Researchers from Northwestern Polytechnical University in Xi’an, China, have demonstrated their ability to grow antlers on the foreheads of mice using stem cells transplanted from deer.

Unlike the mice given human lung cells prior to the pandemic by Wuhan virologist Shi Zhengli, these monsters are not being developed to create a new infectious pathogen. Rather, the scientists behind these grotesque experiments reckon their work may lead to advancements in human limb regeneration.

Tao Qin and his team's mice-antler research was published earlier this month in the Springer Nature journal Science.

The researchers noted that deer lose their antlers every spring.

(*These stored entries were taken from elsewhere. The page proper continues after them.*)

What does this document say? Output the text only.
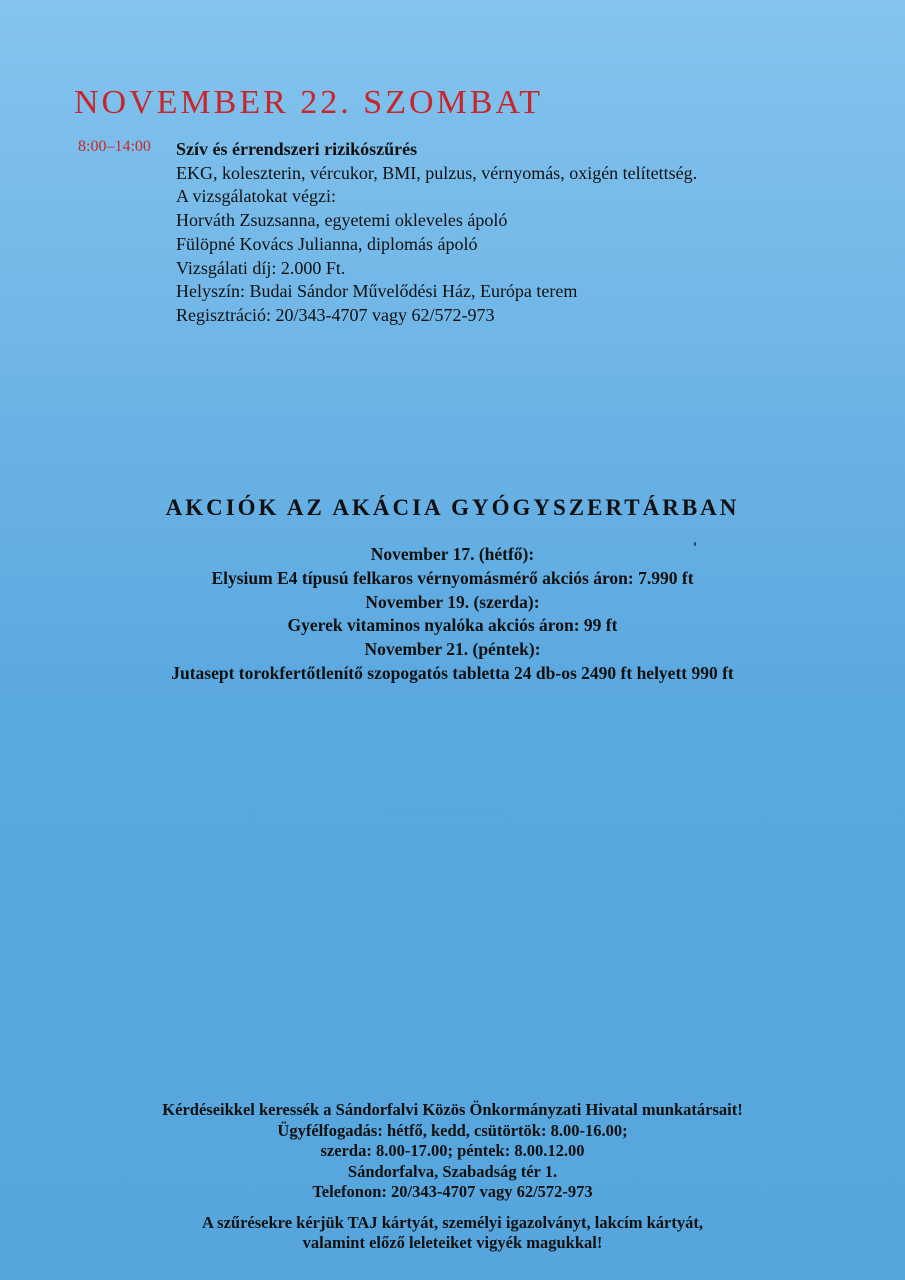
NOVEMBER 22. SZOMBAT
8:00–14:00 Szív és érrendszeri rizikószűrés

EKG, koleszterin, vércukor, BMI, pulzus, vérnyomás, oxigén telítettség.

A vizsgálatokat végzi:

Horváth Zsuzsanna, egyetemi okleveles ápoló

Fülöpné Kovács Julianna, diplomás ápoló

Vizsgálati díj: 2.000 Ft.

Helyszín: Budai Sándor Művelődési Ház, Európa terem

Regisztráció: 20/343-4707 vagy 62/572-973

AKCIÓK AZ AKÁCIA GYÓGYSZERTÁRBAN

November 17. (hétfő):

Elysium E4 típusú felkaros vérnyomásmérő akciós áron: 7.990 ft

November 19. (szerda):

Gyerek vitaminos nyalóka akciós áron: 99 ft

November 21. (péntek):

Jutasept torokfertőtlenítő szopogatós tabletta 24 db-os 2490 ft helyett 990 ft

Kérdéseikkel keressék a Sándorfalvi Közös Önkormányzati Hivatal munkatársait!

Ügyfélfogadás: hétfő, kedd, csütörtök: 8.00-16.00;

szerda: 8.00-17.00; péntek: 8.00.12.00

Sándorfalva, Szabadság tér 1.

Telefonon: 20/343-4707 vagy 62/572-973

A szűrésekre kérjük TAJ kártyát, személyi igazolványt, lakcím kártyát,

valamint előző leleteiket vigyék magukkal!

By autumn they have a new set, which grow approximately 1.08 inches a day and can reach up to 33 pounds in mass and 47 inches in length in approximately three months.

Whereas various fish, lizards, and amphibians have the capacity to rebuild organs and other body parts, this is not a common feature in mammals, so the ability of male deer to routinely regenerate bony structures enveloped in nerves and blood vessels may have some bearing on human endeavors to do likewise.

Supposing that a better understanding of the regeneration of deer antlers could be a source of potential applications in medicine, Qin and his team identified a population of antler blastema progenitor (stem) cells responsible for the antler regeneration cycle in sika deer.

This variety of stem cell, they reckon, could be a feature available to vertebrate tissue regeneration.

The researchers took stem cell populations from the base of shed antlers that were no more than five days old, cultivated them in a petri dish, then transplanted them into the foreheads of lab mice.

While limited, mice also happen to have the ability to regenerate parts of a limb: the tips of the toes on their front legs. Consequently, they may be more amenable than other mammals to the transplants.

Within two months of implantantion, the mice began to suffer ghastly deformations, described by the scientists as "antler-like structure[s]" of their own.

Field and Stream reported that this is not the first time that Chinese scientists have radically deformed mice with deer-like antlers.

A paper published August 2020 in the Journal of Regenerative Biology and Medicine detailed how researchers at Changchun Sci-Tech University in China's Jilin province transplanted antler tissue — not just the specific blastema cells — from a deer onto the heads of mice. They concluded that "the successful establishment of a nude mouse model to grow xenogeneic antlers has opened a totally new avenue for antler research."

Qin and his team noted that their recent results "suggest that deer [antler blastema progenitor cells] may have an application in clinical bone repair. ... Beyond this, induction of regular human mesenchymal or other cells into ABPC-like cells through activation of key characteristic genes could potentially be used in regenerative medicine for skeletal injuries or limb regeneration."